Given this brisk growth, domestic industries are in a race against time to ramp up capacity, increase
production, and achieve market access via channels of distribution. One sector that is expected to bear
the brunt of this demand is the fast moving consumer goods (FMCG) industry with retail sales expected
to top $40 billion by 2015 (India Brand Equity Foundation 2008). FMCG's encompass a wide range of
products such as toiletries, soap, cosmetics, toothpaste, shaving cream, and detergents (Coulthart
2006). Multinationals with a significant FMCG presence in India are Unilever, Procter and Gamble,
Nestle, and Cadbury. Despite its potential, the FMCG industry faces several significant marketing
constraints. First, manufacturers and retailers have to grapple with fragmented markets and a plethora
of channel forms in a constant state of flux. In particular, numerous street-side vendors, hawkers, and
roughly 12 million unregulated neighborhood mom-and-pop or kirana stores create strong institutional
forces that cannot be ignored. Second, frequent regulatory changes affect channel structure and
exacerbate adaptation challenges.
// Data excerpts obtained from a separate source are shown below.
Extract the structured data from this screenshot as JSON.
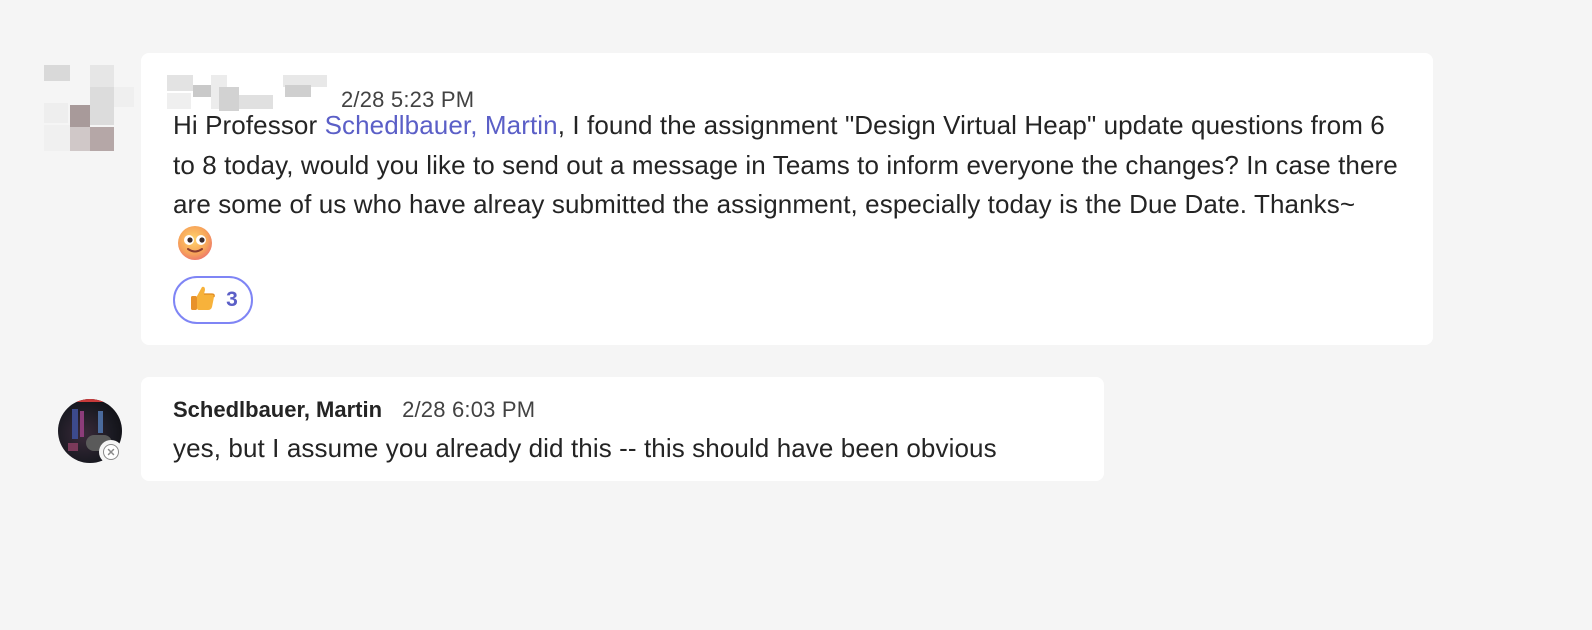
{
  "messages": [
    {
      "author_redacted": true,
      "timestamp": "2/28 5:23 PM",
      "text_before_mention": "Hi Professor ",
      "mention": "Schedlbauer, Martin",
      "text_after_mention": ", I found the assignment \"Design Virtual Heap\" update questions from 6 to 8 today, would you like to send out a message in Teams to inform everyone the changes? In case there are some of us who have alreay submitted the assignment, especially today is the Due Date. Thanks~",
      "trailing_emoji": "slightly-smiling-face-emoji",
      "reactions": [
        {
          "emoji": "thumbs-up-icon",
          "count": "3"
        }
      ]
    },
    {
      "author": "Schedlbauer, Martin",
      "timestamp": "2/28 6:03 PM",
      "text": "yes, but I assume you already did this -- this should have been obvious",
      "presence": "offline"
    }
  ],
  "colors": {
    "background": "#f5f5f5",
    "bubble": "#ffffff",
    "mention": "#5b5fc7",
    "reaction_border": "#7f85f5"
  }
}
For example, in 2006 the government allowed direct foreign entry by
single brand retailers (Lakshman 2007). Consequently, firms scampered for upscale retail space in a
hypercompetitive real estate market while domestic manufacturers faced a multitude of challenges in
the areas of new product introduction, line stretching, and branding. Given the importance of
distribution channels to the Indian economy, one would expect a considerable body of relevant
academic research to be readily available. However, a careful appraisal of extant research belies this
expectation. While India has garnered much attention, the focus has primarily been on general topics
pertaining to the socio-economic, political, and business environments (Basu 2008; Khanna 2008; Vietor
and Thompson 2007). In recent years, the emphasis has shifted to include research on other topics like
entry modes (Johnson and Tellis 2008), and outsourcing (Marshall 2002). However, there remains a
paucity of systematic work on the impact of distribution on the Indian economy in general and the
FMCG industry in particular. This study attempts to bridge the gap in our understanding of FMCG
distribution channels in India.

A brief explanation of different channels of distribution is given below:

1. Manufacturer _ Customer:

This is also known as direct selling because no middlemen are involved. A producer may sell directly
through his own retail stores, for example, Bata. This is the simplest and the shortest channel. It is fast
and economical. Small producers and producers of perishable commodities also sell directly to the local
consumers. Big firms adopt direct selling in order to cut distribution cost and because 274 they have
sufficient facilities to sell directly to the consumers. The producer or the entrepreneur himself performs
all the marketing activities.
2. Manufacturer _ Retailer _ Customer:

This is one stage distribution channel having one middleman, i.e., retailer. In this channel, the
producer sells to big retailers like departmental stores and chain stores who in turn sell to customer.
This channel is very popular in the distribution of consumer durables such as refrigerators, T V sets,
washing machines, typewriters, etc. This channel of distribution is very popular these days because of
emergence of departmental stores, super markets and other big retail stores. The retailers purchase in
large quantities from the producer and perform certain marketing activities in order to sell the product
to the ultimate consumers.

3. Manufacturer _ Wholesaler _ Retailer _ Customer:

This is the traditional channel of distribution. There are two middlemen in this channel of
distribution, namely, wholesaler and retailer. This channel is most suitable for the products with widely
scattered market. It is used in the distribution of consumer products like groceries, drugs, cosmetics,
etc. It is quite suitable for small scale producers whose product line is narrow and who require the
expert services and promotional support of wholesalers.